Sorry what I meant was...

They all say the maximum under the new revised policy is 465 and not 865

And none of them say that the inclusion of any new mezzanine floors would eat into these figures.

Which is what you say in your kind reply.

Ivan Drago said...

Hi Martin,

Thanks for the update, useful as ever.

Any updates on whether the exclusion of ‘external structural alterations’ in the revised PPG now means both internal and external structural additions are allowable, and LPA’s would rely solely on a consideration of whether the proposal could be described as a ‘conversion’ (Hibbett)?

Thanks

Ivan

Martin H Goodall LARTPI said...

In answer to Ivan Drago – Unfortunately, the latest revision of paragraph 105 in the PPG still does not make it clear precisely where the line is to be drawn between building operations that fall within the scope of Class Q, and those that fall outside it.

What is clear, however, is that MHCLG now accepts that internal works can be carried out, by virtue of section 55(2)(a) of the 1990 Act, and these can include new floors, including mezzanine floor. These works do not in fact form any part of the building operations covered by Class Q(b), because they do not represent development at all (although any extra floorspace created by the addition of a mezzanine will count towards the limitation of the cumulative total floorspace in paragraph Q.1(d)(i)).

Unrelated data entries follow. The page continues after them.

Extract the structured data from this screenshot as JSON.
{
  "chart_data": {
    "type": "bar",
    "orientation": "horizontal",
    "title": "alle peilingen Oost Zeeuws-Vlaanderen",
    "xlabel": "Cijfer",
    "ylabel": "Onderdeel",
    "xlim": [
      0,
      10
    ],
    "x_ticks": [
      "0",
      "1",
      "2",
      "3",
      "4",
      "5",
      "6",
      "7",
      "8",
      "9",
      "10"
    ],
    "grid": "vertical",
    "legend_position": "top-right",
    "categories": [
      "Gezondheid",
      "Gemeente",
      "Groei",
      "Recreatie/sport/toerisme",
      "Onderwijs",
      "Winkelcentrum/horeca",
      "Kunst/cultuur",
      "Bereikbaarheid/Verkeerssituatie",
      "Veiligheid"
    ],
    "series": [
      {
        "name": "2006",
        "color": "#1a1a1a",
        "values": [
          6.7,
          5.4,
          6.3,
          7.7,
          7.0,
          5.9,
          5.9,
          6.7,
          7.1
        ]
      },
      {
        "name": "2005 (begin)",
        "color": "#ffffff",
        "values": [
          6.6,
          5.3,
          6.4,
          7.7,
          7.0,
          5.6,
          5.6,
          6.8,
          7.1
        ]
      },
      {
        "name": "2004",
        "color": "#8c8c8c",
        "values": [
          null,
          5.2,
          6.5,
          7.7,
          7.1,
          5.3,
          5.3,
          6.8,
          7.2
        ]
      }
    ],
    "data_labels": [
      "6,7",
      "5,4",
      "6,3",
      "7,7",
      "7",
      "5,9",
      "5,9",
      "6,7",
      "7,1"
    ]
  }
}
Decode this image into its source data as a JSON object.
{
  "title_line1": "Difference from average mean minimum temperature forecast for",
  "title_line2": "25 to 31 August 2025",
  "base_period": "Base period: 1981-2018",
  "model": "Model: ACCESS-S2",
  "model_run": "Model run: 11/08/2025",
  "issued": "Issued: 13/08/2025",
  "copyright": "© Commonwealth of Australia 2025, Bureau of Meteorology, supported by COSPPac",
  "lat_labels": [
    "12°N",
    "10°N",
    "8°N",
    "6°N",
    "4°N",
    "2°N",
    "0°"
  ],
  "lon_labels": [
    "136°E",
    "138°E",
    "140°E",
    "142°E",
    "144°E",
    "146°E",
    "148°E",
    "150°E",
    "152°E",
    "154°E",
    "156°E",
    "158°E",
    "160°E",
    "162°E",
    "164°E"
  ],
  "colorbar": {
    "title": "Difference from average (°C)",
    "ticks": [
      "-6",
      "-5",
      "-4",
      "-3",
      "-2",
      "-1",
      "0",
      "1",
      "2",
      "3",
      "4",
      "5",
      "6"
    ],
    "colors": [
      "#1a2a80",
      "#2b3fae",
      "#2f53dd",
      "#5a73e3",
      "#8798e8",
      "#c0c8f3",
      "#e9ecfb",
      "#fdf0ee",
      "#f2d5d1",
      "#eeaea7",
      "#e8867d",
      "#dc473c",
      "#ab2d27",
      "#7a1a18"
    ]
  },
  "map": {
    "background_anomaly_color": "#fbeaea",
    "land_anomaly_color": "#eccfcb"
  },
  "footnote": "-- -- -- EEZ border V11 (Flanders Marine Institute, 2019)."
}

The Ministry has also dropped its earlier assertion that it is not the intention of the permitted development right to include the construction of new structural elements of the building [because if these are purely internal they are covered by section 55(2)(a)] and so that they no longer assert that it is only where the existing building is structurally strong enough to take the loading which comes from the external works that the building would be considered to have the permitted development right.

Paragraph 105 still states, however, that it is not the intention of the permitted development right to allow rebuilding work which would go beyond what is reasonably necessary for the conversion of the building to residential use, so that it is only where the existing building is already suitable for conversion to residential use that the building would be considered to have the permitted development right.

This is derived from the basic principle that the PD right is for the conversion of the building to residential use, and not for its substantial reconstruction. This is the key to the statement that the right assumes that the agricultural building is capable of functioning as a dwelling. As para 105 puts it, it is not the intention of the permitted development right to allow rebuilding work which would go beyond what is reasonably necessary for the conversion of the building to residential use.

This is the relevance of the Hibbitt judgment, to which the paragraph refers. The judge in that case drew a distinction between “conversion” on the one hand and “rebuilding” on the other.

The problem is that the judgement that has to be made is ‘a matter of fact and degree’, which is entirely dependent on the circumstances of the particular development in question, and there is still a question mark over the extent to which the proposed building operations can be said to be “reasonably necessary necessary for the building to function as a dwelling house”.